UNLABELLED: In this paper we propose a new method for recognition of prokaryotic promoter regions with startpoints of transcription. The method is based on Sequence Alignment Kernel, a function reflecting the quantitative measure of match between two sequences. This kernel function is further used in Dual SVM, which performs the recognition. Several recognition methods have been trained and tested on positive data set, consisting of 669 sigma70-promoter regions with known transcription startpoints of Escherichia coli and two negative data sets of 709 examples each, taken from coding and non-coding regions of the same genome. The results show that our method performs well and achieves 16.5% average error rate on positive & coding negative data and 18.6% average error rate on positive & non-coding negative data. AVAILABILITY: The demo version of our method is accessible from our website http://mendel.cs.rhul.ac.uk/

Abundance of plastid DNA insertions in nuclear genomes of rice and Arabidopsis.

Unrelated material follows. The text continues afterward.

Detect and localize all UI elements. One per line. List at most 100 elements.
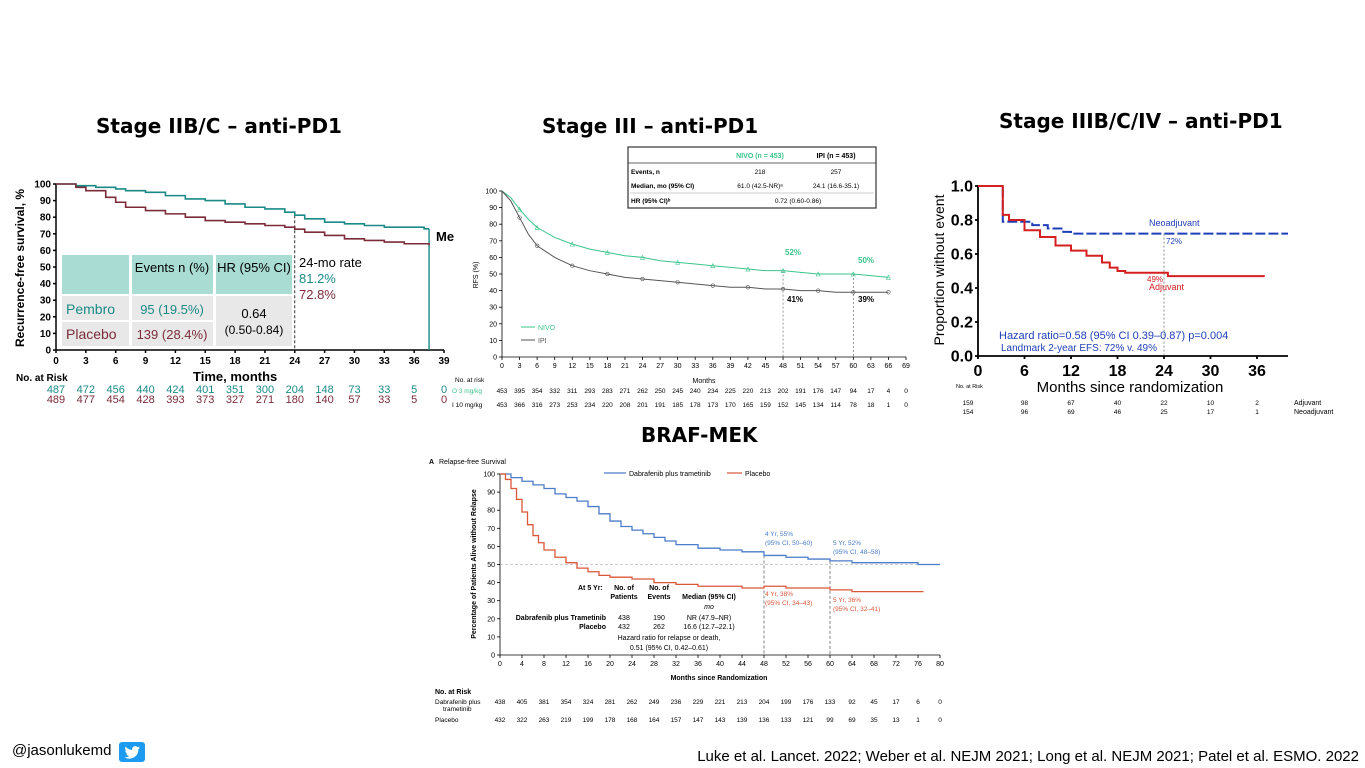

Pairwise comparison of whole plastid and draft nuclear genomic sequences of Arabidopsis thaliana and Oryza sativa L. ssp. indica shows that rice nuclear genomic sequences contain homologs of plastid DNA covering about 94 kb (83%) of plastid genome and including one or more full-length intact (without mutations resulting in premature stop codons) homologues of 26 known protein-coding (KPC) plastid genes. By contrast, only about 20 kb (16%) of chloroplast DNA, including a single intact plastid-derived KPC gene, is presented in the nucleus of A. thaliana. Sixteen rice plastid genes have at least one nuclear copy without any mutation or with only synonymous substitutions. Nuclear copies for other ten plastid genes contain both synonymous and non-synonymous substitutions. Multiple ESTs for 25 out of 26 KPC genes were also found, as well as putative promoters for some of them. The study of substitutions pattern shows that some of nuclear homologues of plastid genes may be functional and/or are under the pressure of the positive natural selection. The similar comparative analysis performed on rice chromosome 1 revealed 27 contigs containing plastid-derived sequences, totalling about 84 kb and covering two thirds of chloroplast DNA, with the intact nuclear copies of 26 different KPC genes. One of these contigs, AP003280, includes almost 57 kb (45%) of chloroplast genome with the intact copies of 22 KPC genes. At the same time, we observed that relative locations of homologues in plastid DNA and the nuclear genome are significantly different.